NovAtel led the latest $11-million round of Series B financing for the Campbell, California–based Brilliant Telecom and now holds a 13 percent stake in the other company. Ladd has also joined the Brilliant board of directors, he told Inside GNSS in an interview.

Founded in 2004, Brilliant Telecommunications designs, develops and distributes a family of network timing, management and synchronization solutions, including carrier-class Network Time Protocol (NTP) and Precision Time Protocol (PTP) servers, primary reference sources (PRS), and building integrated timing supplies (BITS).

Its current product line includes the Zurich Z-1000 Stratum 1 NTP server that incorporates a 12-channel GPS receiver from another manufacturer, and the Cern C-2000 rack-mountable Primary Reference Source (PRS) and Primary Reference Clock (PRC) that accepts GPS inputs from a variety of manufacturers’ equipment.

With so-called third-generation (3G) telecom services, such as Universal Mobile Telecommunications System (UMTS), still rolling out and signing up customers, the industry is already looking ahead to a fourth generation that will rely even more heavily on the Internet and its associated standards (e.g., Internet Protocol or IP). These include such services as video streaming and movie downloads, voice over Internet (VoIP) telephony, and high-definition and mobile television.

International telecommunications regulatory and standardization bodies are working towards commercial deployment of 4G networks in the 2012-2015 time scale.

“The evolution from 3G to 4G is profoundly changing the timing requirement for telecommunicatons,” says Colin Maclellan, NovAtel vice-president and general manager. “NovAtel has historically sold into the timing market, but on an ad hoc basis. This [Brilliant partnership] reflects a strategy that brings focus at a time when a discontinuity is occurring in the technology” needed to meet those new requirements.

Rather than the timing/frequency functions being performed primarily at network nodes and, in the case of synchronized CDMA cellular networks, at macro-base stations, timing must increasingly be implemented at the currently unsynchronized edges of the network — represented, for example, in femtocells for small business and homes.

Brilliant is also targeting a range of markets outside the telecommunications industry, including data centers, utility suppliers, and legal and financial entities subject to regulatory requirements involving precise time. For example,m the New York Stock Exchange’s new Rule 132A requires members to synchronize the business clocks used to record the date and time of any event as mandated by the exchange. Other governmental regulations, such as the Sarbanes Oxley (SOX) and the Health Insurance Portability and Accountability Act (HIPAA) in the United States, require both an accurate time stamp for all transactions and documents, as well as an audit trail (legal traceability) of such transactions.

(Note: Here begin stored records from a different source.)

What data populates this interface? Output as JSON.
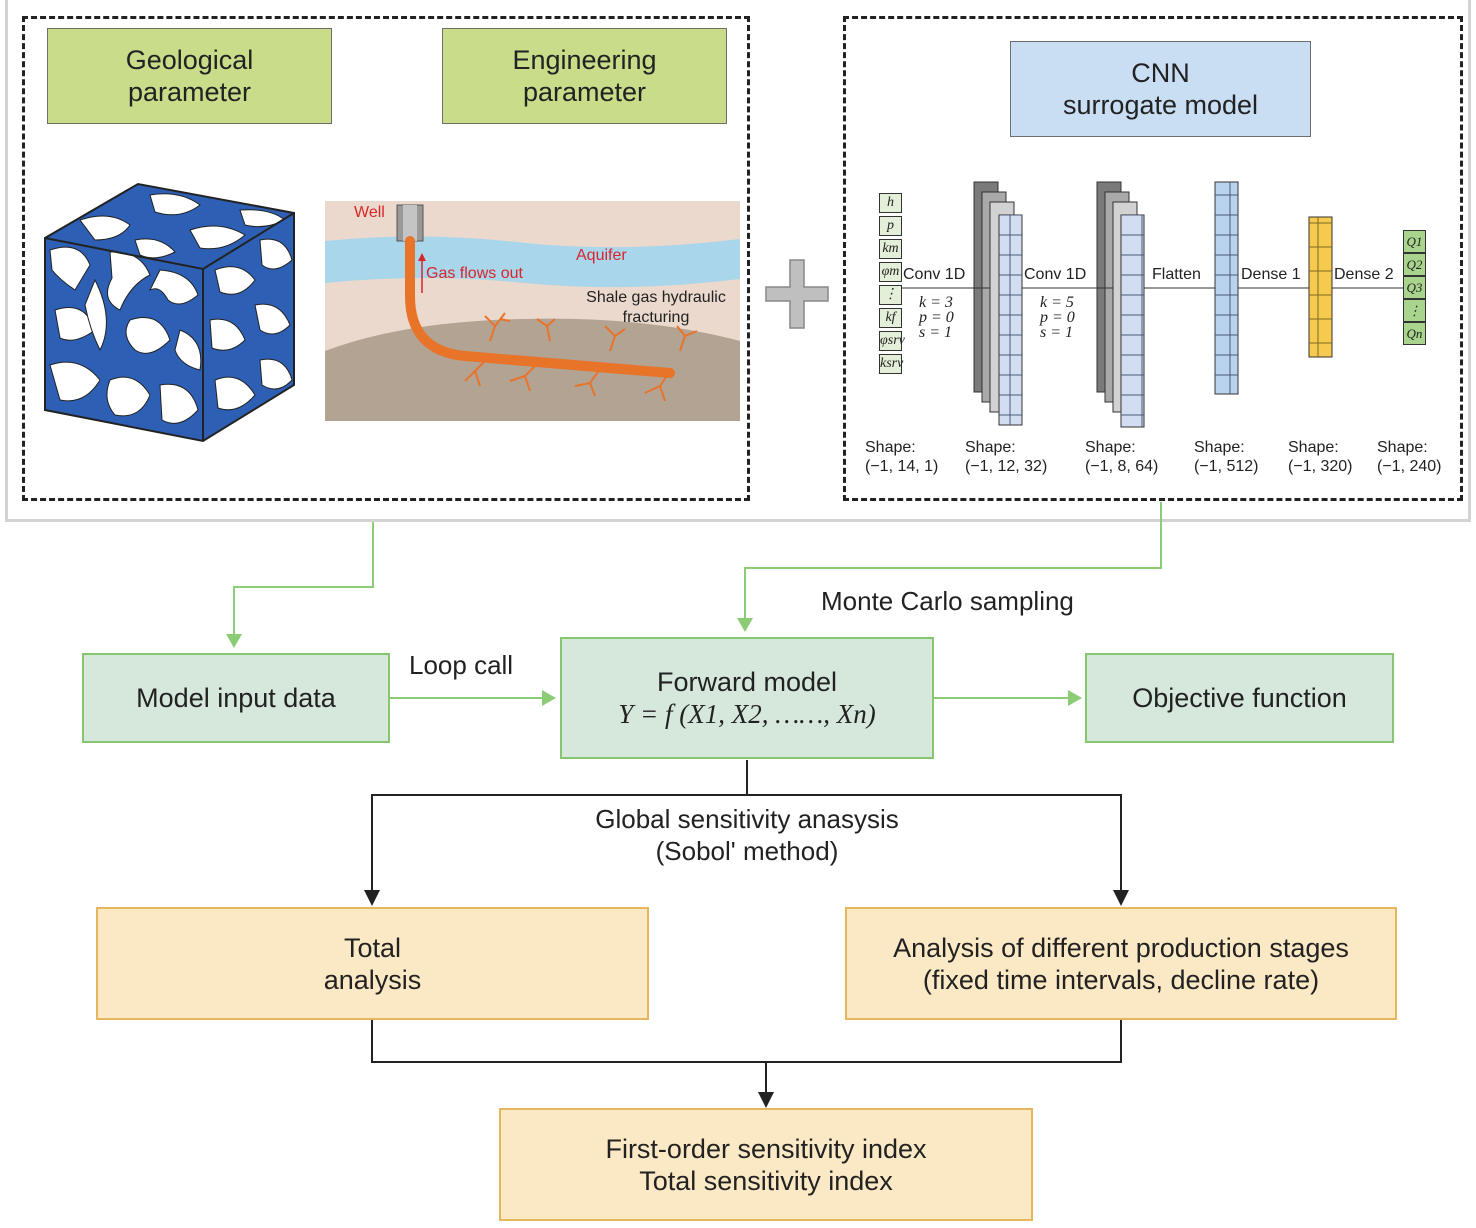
{
  "top_left": {
    "geological_label": "Geological\nparameter",
    "engineering_label": "Engineering\nparameter",
    "well_label": "Well",
    "gas_flow_label": "Gas flows out",
    "aquifer_label": "Aquifer",
    "fracturing_label": "Shale gas hydraulic\nfracturing"
  },
  "top_right": {
    "title": "CNN\nsurrogate model",
    "inputs": [
      "h",
      "p",
      "km",
      "φm",
      "⋮",
      "kf",
      "φsrv",
      "ksrv"
    ],
    "outputs": [
      "Q1",
      "Q2",
      "Q3",
      "⋮",
      "Qn"
    ],
    "layers": [
      {
        "name": "Conv 1D",
        "params": [
          "k = 3",
          "p = 0",
          "s = 1"
        ]
      },
      {
        "name": "Conv 1D",
        "params": [
          "k = 5",
          "p = 0",
          "s = 1"
        ]
      },
      {
        "name": "Flatten"
      },
      {
        "name": "Dense 1"
      },
      {
        "name": "Dense 2"
      }
    ],
    "shapes": [
      "Shape:\n(−1, 14, 1)",
      "Shape:\n(−1, 12, 32)",
      "Shape:\n(−1, 8, 64)",
      "Shape:\n(−1, 512)",
      "Shape:\n(−1, 320)",
      "Shape:\n(−1, 240)"
    ]
  },
  "flow": {
    "monte_carlo": "Monte Carlo sampling",
    "loop_call": "Loop call",
    "model_input": "Model input data",
    "forward_model": "Forward model",
    "forward_eq": "Y = f (X1, X2, ……, Xn)",
    "objective": "Objective function",
    "gsa": "Global sensitivity anasysis\n(Sobol' method)",
    "total_analysis": "Total\nanalysis",
    "stages_analysis": "Analysis of different production stages\n(fixed time intervals, decline rate)",
    "indices": "First-order sensitivity index\nTotal sensitivity index"
  },
  "colors": {
    "green_header": "#c8dc8a",
    "blue_header": "#c9def3",
    "flow_green": "#d6e8dc",
    "flow_green_border": "#85c66f",
    "flow_yellow": "#fbe8c4",
    "flow_yellow_border": "#e6b65e",
    "dense1": "#f6c94f",
    "output": "#a9d48d",
    "pipe": "#e8742a",
    "aquifer": "#a9d6ea",
    "red_text": "#d9252b"
  }
}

Under the terms of the NovAtel-Brilliant agreement, both companies will collaborate to build products for OEM’s in the telecom, industrial and scientific instrumentation market. Brilliant will have access to the complete line of products offered by NovAtel including their high-performance antennas. Additionally, NovAtel will have access to Brilliant’s complete line of end-to-end, NTP and PTP/IEEE 1588 products to broaden and expand the overall solutions offered by NovAtel.

The companies, which began discussions last year, “had some mutual friends in the [Silicon] Valley who steered them to us,” says Ladd. NovAtel’s expertise with multiple GNSS systems was a major attraction for the telecom-oriented company.

“NovAtel is an ideal partner for us, as it offers leading . . . technology across the U.S. GPS, Russian GLONASS, and European Galileo satellite systems, and is well positioned for the Chinese Compass system in the future,” says Dr. Charles Barry, president and CEO, Brilliant Telecommunications.

As part of this joint technology agreement, NovAtel and Brilliant will combine development resources for joint product development initiatives. Products developed under this agreement will be marketed and sold by both companies in their respective markets. Ladd declined to reveal the companies’ timeline for new product development, citing competitive reasons.